In questa impresa c'è anche tanta Corato, dentro e fuori dal parquet. Dietro le quinte hanno contribuito al raggiungimento dell'obiettivo l'addetto stampa Stefano Procacci e i componenti dello staff sanitario Simone D'Introno, Gabriella Musto e Sabino Schittulli, quest'ultimo coratino d'origine ma ormai ruvese d'adozione da molti anni.
Ma la presenza coratina è stata protagonista anche sul campo. Tra i volti più significativi di questa salvezza c'è infatti quello di Filippo Di Zanni, classe 2007, giovane talento cresciuto tra Corato e Francavilla. Dopo aver collezionato due presenze durante la regular season, il giovane atleta ha trovato spazio anche in tre gare della fase play-out, mettendo a referto due punti in gara 4 e altri due in gara 5.

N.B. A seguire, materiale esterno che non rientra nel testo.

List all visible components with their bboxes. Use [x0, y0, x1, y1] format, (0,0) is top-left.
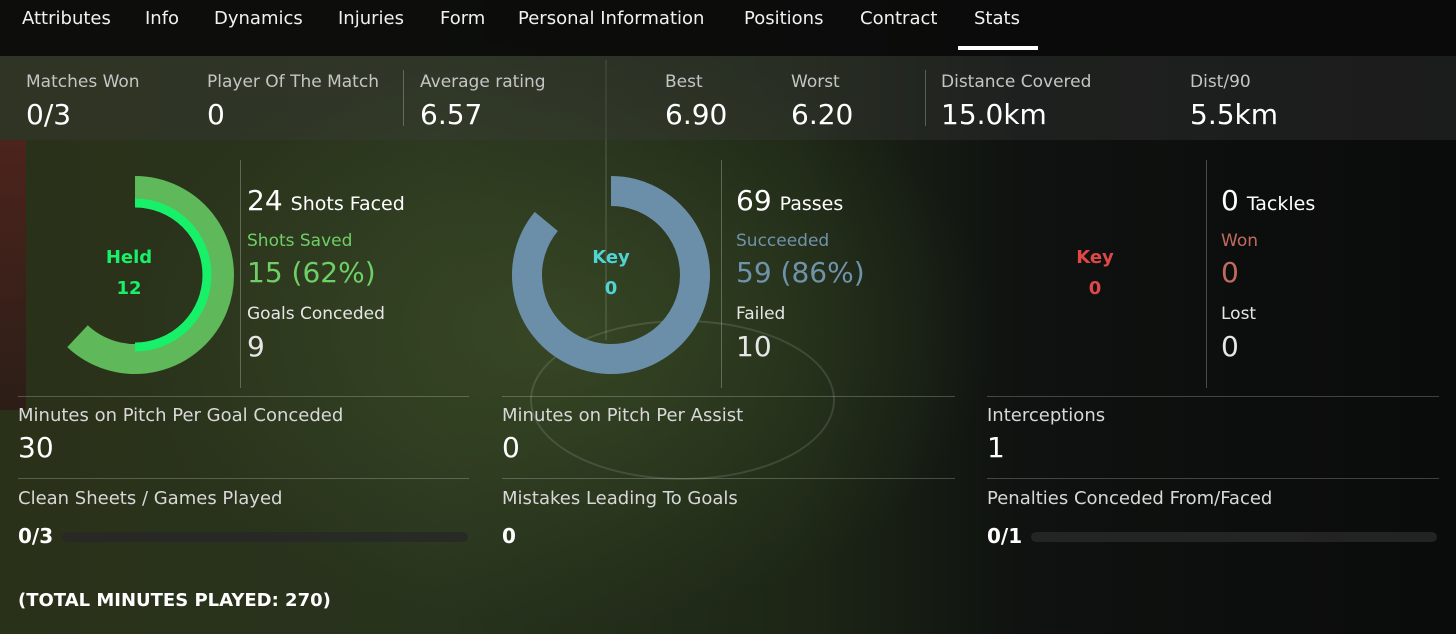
tackles-won-value: 0	[1221, 256, 1239, 289]
penalties-label: Penalties Conceded From/Faced	[987, 488, 1273, 509]
tab-form[interactable]: Form	[440, 8, 486, 29]
shots-faced-label: Shots Faced	[290, 193, 405, 215]
row-divider	[18, 478, 469, 479]
tackles-gauge-label: Key	[1076, 247, 1114, 268]
tab-injuries[interactable]: Injuries	[338, 8, 404, 29]
section-divider	[1206, 160, 1207, 388]
worst-rating-label: Worst	[791, 72, 840, 92]
clean-sheets-bar	[62, 532, 468, 542]
section-divider	[721, 160, 722, 388]
potm-label: Player Of The Match	[207, 72, 379, 92]
shots-faced-header: 24 Shots Faced	[247, 184, 405, 217]
passes-succeeded-label: Succeeded	[736, 231, 830, 251]
tackles-lost-value: 0	[1221, 330, 1239, 363]
passes-gauge-value: 0	[604, 278, 618, 299]
row-divider	[987, 478, 1439, 479]
pitch-line	[605, 60, 607, 340]
summary-divider	[925, 70, 926, 126]
tab-attributes[interactable]: Attributes	[22, 8, 111, 29]
tackles-label: Tackles	[1246, 193, 1316, 215]
passes-failed-value: 10	[736, 330, 772, 363]
dist90-label: Dist/90	[1190, 72, 1251, 92]
passes-count: 69	[736, 184, 772, 217]
passes-header: 69 Passes	[736, 184, 843, 217]
penalties-bar	[1031, 532, 1437, 542]
shots-gauge-value: 12	[116, 278, 142, 299]
clean-sheets-value: 0/3	[18, 524, 54, 548]
best-rating-value: 6.90	[665, 98, 728, 131]
distance-label: Distance Covered	[941, 72, 1092, 92]
avg-rating-label: Average rating	[420, 72, 546, 92]
tackles-gauge-value: 0	[1088, 278, 1102, 299]
row-divider	[18, 396, 469, 397]
passes-label: Passes	[779, 193, 844, 215]
mins-per-goal-value: 30	[18, 431, 54, 464]
mins-per-goal-label: Minutes on Pitch Per Goal Conceded	[18, 405, 344, 426]
avg-rating-value: 6.57	[420, 98, 483, 131]
shots-faced-arc	[67, 176, 234, 374]
tab-info[interactable]: Info	[145, 8, 180, 29]
matches-won-value: 0/3	[26, 98, 72, 131]
shots-faced-count: 24	[247, 184, 283, 217]
matches-won-label: Matches Won	[26, 72, 140, 92]
shots-gauge	[67, 176, 234, 374]
interceptions-value: 1	[987, 431, 1005, 464]
section-divider	[240, 160, 241, 388]
passes-failed-label: Failed	[736, 304, 786, 324]
shots-gauge-label: Held	[105, 247, 153, 268]
active-tab-indicator	[958, 46, 1038, 50]
passes-succeeded-value: 59 (86%)	[736, 256, 865, 289]
mins-per-assist-label: Minutes on Pitch Per Assist	[502, 405, 744, 426]
tab-contract[interactable]: Contract	[860, 8, 938, 29]
shots-saved-value: 15 (62%)	[247, 256, 376, 289]
shots-held-arc	[134, 198, 212, 352]
row-divider	[502, 478, 955, 479]
passes-succeeded-arc	[512, 176, 710, 374]
distance-value: 15.0km	[941, 98, 1047, 131]
total-minutes-played: (TOTAL MINUTES PLAYED: 270)	[18, 590, 331, 611]
summary-bar: Matches Won 0/3 Player Of The Match 0 Av…	[0, 56, 1456, 140]
row-divider	[502, 396, 955, 397]
tab-bar: Attributes Info Dynamics Injuries Form P…	[0, 0, 1456, 56]
summary-divider	[403, 70, 404, 126]
mistakes-value: 0	[502, 524, 516, 548]
potm-value: 0	[207, 98, 225, 131]
worst-rating-value: 6.20	[791, 98, 854, 131]
tab-stats[interactable]: Stats	[974, 8, 1020, 29]
tab-dynamics[interactable]: Dynamics	[214, 8, 303, 29]
tackles-lost-label: Lost	[1221, 304, 1257, 324]
passes-gauge	[512, 176, 710, 374]
tackles-won-label: Won	[1221, 231, 1258, 251]
dist90-value: 5.5km	[1190, 98, 1279, 131]
tackles-header: 0 Tackles	[1221, 184, 1315, 217]
penalties-value: 0/1	[987, 524, 1023, 548]
clean-sheets-label: Clean Sheets / Games Played	[18, 488, 283, 509]
goals-conceded-value: 9	[247, 330, 265, 363]
background-stand	[0, 140, 26, 410]
row-divider	[987, 396, 1439, 397]
interceptions-label: Interceptions	[987, 405, 1106, 426]
mins-per-assist-value: 0	[502, 431, 520, 464]
best-rating-label: Best	[665, 72, 703, 92]
tab-personal-information[interactable]: Personal Information	[518, 8, 705, 29]
goals-conceded-label: Goals Conceded	[247, 304, 385, 324]
tab-positions[interactable]: Positions	[744, 8, 824, 29]
tackles-count: 0	[1221, 184, 1239, 217]
passes-gauge-label: Key	[592, 247, 630, 268]
shots-saved-label: Shots Saved	[247, 231, 353, 251]
mistakes-label: Mistakes Leading To Goals	[502, 488, 738, 509]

Canestri che non hanno inciso direttamente sull'esito delle partite, ma che assumono un significato storico per la pallacanestro coratina. Con quei punti, infatti, Filippo Di Zanni diventa il primo giocatore nato a Corato a scendere in campo e andare a referto nella seconda serie nazionale del basket italiano.

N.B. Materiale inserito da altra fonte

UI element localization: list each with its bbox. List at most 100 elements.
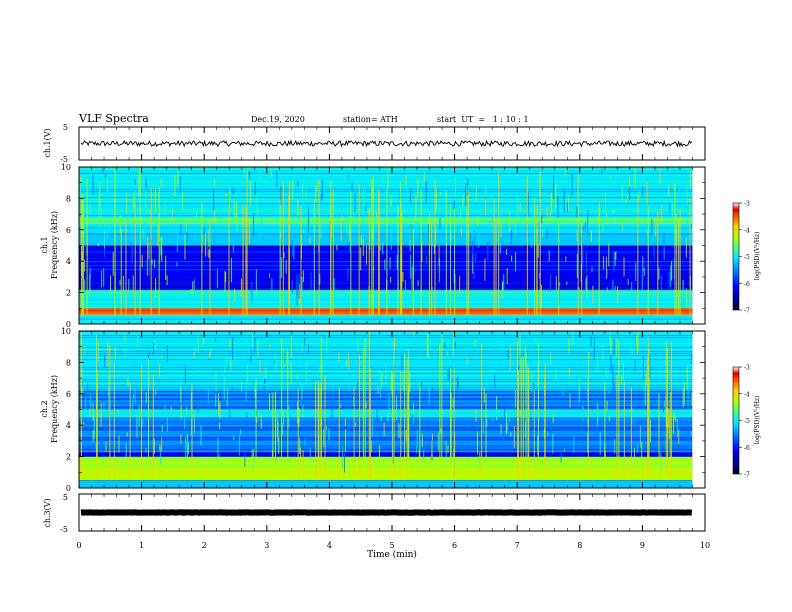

Un traguardo prestigioso per un ragazzo che, grazie all'impegno quotidiano e alla costanza negli allenamenti, sta muovendo i primi passi della sua carriera ad alto livello. La salvezza della Crifo Wines Ruvo porta dunque anche la sua firma e rappresenta un motivo di orgoglio per tutto il movimento cestistico coratino.